À côté de ces géants, qui emploient à eux seuls près de 700 000 personnes dans le monde, prospèrent une vingtaine de conseils en stratégie et organisation, parmi lesquels le Boston Consulting Group, McKinsey et Bain. Leurs chiffres d’affaires sont moins imposants que ceux des quatre gros, mais s’expriment néanmoins en milliards d’euros. Ils emploient plusieurs milliers de personnes. McKinsey compte par exemple 9 000 collaborateurs. À côté d’une activité traditionnelle d’audit, ils offrent une large palette de conseils : gestion des risques, stratégies de développement, amélioration des performances et – c’est ce qui nous intéresse ici – optimisation fiscale.

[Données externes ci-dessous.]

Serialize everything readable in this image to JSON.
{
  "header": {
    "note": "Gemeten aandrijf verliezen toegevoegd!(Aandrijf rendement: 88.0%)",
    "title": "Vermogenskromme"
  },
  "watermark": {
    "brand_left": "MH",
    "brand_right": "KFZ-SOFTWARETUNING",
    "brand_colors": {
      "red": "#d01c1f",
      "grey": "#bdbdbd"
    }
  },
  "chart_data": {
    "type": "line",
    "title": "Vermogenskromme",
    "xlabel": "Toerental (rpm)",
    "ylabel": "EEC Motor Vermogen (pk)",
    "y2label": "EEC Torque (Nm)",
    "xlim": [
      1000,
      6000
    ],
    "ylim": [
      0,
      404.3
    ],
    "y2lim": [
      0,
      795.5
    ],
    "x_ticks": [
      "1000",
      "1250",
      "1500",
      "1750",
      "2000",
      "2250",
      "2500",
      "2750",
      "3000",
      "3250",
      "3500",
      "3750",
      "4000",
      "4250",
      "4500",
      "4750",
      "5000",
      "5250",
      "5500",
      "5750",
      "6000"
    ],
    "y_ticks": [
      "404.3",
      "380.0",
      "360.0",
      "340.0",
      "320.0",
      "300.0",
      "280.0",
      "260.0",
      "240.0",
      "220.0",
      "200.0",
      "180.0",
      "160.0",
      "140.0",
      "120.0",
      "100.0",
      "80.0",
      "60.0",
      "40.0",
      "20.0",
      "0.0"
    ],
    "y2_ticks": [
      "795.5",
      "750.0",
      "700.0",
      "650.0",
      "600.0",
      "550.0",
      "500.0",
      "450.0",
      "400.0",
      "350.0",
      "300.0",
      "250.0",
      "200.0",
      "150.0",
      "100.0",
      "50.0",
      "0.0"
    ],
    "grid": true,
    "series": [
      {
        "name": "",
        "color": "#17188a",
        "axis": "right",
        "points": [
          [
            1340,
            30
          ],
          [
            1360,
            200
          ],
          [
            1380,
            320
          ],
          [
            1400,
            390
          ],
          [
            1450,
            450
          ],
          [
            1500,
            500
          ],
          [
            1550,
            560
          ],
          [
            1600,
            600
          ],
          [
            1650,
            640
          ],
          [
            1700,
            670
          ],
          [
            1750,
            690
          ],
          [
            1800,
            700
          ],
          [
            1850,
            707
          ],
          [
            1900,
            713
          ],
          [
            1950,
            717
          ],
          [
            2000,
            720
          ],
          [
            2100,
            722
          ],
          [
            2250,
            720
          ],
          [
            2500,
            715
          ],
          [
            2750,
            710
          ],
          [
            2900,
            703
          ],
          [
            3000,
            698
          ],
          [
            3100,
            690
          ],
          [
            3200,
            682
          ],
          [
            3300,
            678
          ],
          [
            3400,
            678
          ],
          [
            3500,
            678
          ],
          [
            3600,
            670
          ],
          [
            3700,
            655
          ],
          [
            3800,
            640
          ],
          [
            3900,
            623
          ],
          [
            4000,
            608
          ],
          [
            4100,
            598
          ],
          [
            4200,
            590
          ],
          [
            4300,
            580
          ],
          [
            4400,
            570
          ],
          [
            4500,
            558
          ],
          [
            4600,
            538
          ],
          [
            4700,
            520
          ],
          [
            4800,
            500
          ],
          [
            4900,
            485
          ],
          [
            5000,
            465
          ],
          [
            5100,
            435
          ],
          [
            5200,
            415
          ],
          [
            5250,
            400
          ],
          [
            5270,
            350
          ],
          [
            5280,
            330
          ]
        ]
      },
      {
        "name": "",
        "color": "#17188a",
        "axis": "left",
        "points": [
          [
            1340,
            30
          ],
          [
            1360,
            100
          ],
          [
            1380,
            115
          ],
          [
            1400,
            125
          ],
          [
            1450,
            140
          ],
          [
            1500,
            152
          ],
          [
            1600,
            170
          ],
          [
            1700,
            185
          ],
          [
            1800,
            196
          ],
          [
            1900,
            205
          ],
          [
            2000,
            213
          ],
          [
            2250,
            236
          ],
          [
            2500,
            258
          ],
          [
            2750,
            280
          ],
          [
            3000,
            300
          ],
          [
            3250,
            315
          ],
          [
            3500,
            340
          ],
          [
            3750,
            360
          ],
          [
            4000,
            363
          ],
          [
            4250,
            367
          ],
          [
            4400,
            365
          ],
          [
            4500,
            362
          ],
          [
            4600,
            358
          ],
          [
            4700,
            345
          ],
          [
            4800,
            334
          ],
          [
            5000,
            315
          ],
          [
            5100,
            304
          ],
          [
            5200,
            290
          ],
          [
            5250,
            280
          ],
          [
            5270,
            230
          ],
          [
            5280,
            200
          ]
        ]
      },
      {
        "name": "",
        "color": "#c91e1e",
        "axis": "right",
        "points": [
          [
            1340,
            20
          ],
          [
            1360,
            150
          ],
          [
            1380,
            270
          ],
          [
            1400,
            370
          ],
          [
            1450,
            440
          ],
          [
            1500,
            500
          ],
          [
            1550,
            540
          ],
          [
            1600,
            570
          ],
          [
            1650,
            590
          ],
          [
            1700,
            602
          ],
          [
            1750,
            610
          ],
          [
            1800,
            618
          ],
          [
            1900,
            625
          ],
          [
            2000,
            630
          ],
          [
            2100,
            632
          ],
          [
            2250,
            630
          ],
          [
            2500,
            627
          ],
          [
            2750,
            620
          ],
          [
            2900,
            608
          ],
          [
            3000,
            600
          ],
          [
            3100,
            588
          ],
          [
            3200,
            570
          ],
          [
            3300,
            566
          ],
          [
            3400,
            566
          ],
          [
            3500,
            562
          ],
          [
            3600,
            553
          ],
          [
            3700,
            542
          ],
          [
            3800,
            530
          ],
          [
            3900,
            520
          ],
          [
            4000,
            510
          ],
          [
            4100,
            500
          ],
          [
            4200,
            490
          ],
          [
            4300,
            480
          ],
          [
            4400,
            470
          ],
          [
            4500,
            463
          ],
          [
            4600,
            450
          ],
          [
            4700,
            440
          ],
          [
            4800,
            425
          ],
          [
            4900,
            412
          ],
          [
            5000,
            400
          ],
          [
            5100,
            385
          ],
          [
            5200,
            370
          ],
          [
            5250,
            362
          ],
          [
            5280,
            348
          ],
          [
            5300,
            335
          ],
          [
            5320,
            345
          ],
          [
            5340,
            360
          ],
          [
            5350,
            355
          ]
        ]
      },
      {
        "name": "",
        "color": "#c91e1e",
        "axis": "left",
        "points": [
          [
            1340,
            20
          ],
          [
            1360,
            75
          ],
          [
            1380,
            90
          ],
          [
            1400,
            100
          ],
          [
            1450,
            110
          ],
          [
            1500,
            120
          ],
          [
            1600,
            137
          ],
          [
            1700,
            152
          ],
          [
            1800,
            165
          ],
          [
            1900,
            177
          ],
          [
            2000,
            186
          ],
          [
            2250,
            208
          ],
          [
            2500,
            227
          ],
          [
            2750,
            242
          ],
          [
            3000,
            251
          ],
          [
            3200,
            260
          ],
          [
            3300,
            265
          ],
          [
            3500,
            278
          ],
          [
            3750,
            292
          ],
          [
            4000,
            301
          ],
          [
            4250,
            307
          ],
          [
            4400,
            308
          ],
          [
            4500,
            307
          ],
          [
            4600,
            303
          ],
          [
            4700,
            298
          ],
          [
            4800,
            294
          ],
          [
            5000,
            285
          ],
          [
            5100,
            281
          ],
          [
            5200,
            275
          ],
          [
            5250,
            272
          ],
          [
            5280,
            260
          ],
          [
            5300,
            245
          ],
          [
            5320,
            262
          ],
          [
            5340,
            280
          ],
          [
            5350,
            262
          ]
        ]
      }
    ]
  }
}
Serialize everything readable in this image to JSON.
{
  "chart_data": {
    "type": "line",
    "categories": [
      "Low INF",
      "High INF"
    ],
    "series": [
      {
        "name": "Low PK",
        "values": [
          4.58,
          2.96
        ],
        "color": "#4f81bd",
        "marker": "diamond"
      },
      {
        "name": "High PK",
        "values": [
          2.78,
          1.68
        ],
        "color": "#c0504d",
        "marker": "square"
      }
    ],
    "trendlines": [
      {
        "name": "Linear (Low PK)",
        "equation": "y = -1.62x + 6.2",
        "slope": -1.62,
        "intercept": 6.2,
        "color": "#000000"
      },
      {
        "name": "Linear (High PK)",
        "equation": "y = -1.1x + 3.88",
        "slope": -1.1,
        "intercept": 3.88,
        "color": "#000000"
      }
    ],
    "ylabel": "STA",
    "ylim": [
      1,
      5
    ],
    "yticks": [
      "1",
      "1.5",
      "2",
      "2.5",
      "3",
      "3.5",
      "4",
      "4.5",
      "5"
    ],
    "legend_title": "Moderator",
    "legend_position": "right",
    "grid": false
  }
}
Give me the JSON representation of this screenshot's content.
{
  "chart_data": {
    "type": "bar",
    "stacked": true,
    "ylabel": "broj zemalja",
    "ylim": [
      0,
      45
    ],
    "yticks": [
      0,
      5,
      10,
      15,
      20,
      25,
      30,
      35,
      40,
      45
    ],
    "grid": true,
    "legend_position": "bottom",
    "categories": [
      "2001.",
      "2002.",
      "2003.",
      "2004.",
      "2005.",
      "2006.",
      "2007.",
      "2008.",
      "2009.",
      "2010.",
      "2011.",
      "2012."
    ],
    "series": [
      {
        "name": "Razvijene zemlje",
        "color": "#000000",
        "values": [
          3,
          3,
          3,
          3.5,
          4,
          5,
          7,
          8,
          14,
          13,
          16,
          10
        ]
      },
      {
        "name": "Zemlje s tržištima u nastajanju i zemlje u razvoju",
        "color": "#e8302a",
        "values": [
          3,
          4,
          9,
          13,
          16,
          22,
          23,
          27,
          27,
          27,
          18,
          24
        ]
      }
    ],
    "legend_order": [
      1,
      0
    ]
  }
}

Les experts du conseil conçoivent l’impôt comme un coût parmi d’autres pour l’entreprise. Leur objectif est de le minimiser de façon mesurable. Pour ce faire, les grands cabinets d’audit ont mis au point une méthode appelée TESCM, qu’ils promeuvent depuis quelques années auprès des multinationales : la tax efficient supply chain management. « Sa raison d’être est très simple, explique un ponte de KPMG dans une tribune publiée dans le Financial Times. Elle existe parce que les taux d’impôt, comme le travail, la propriété ou les coûts de transport, varient d’un pays à l’autre. Les entreprises n’ont reconnu que trop tardivement que l’impôt est un facteur critique pour la rentabilité globale de la chaîne de production2. »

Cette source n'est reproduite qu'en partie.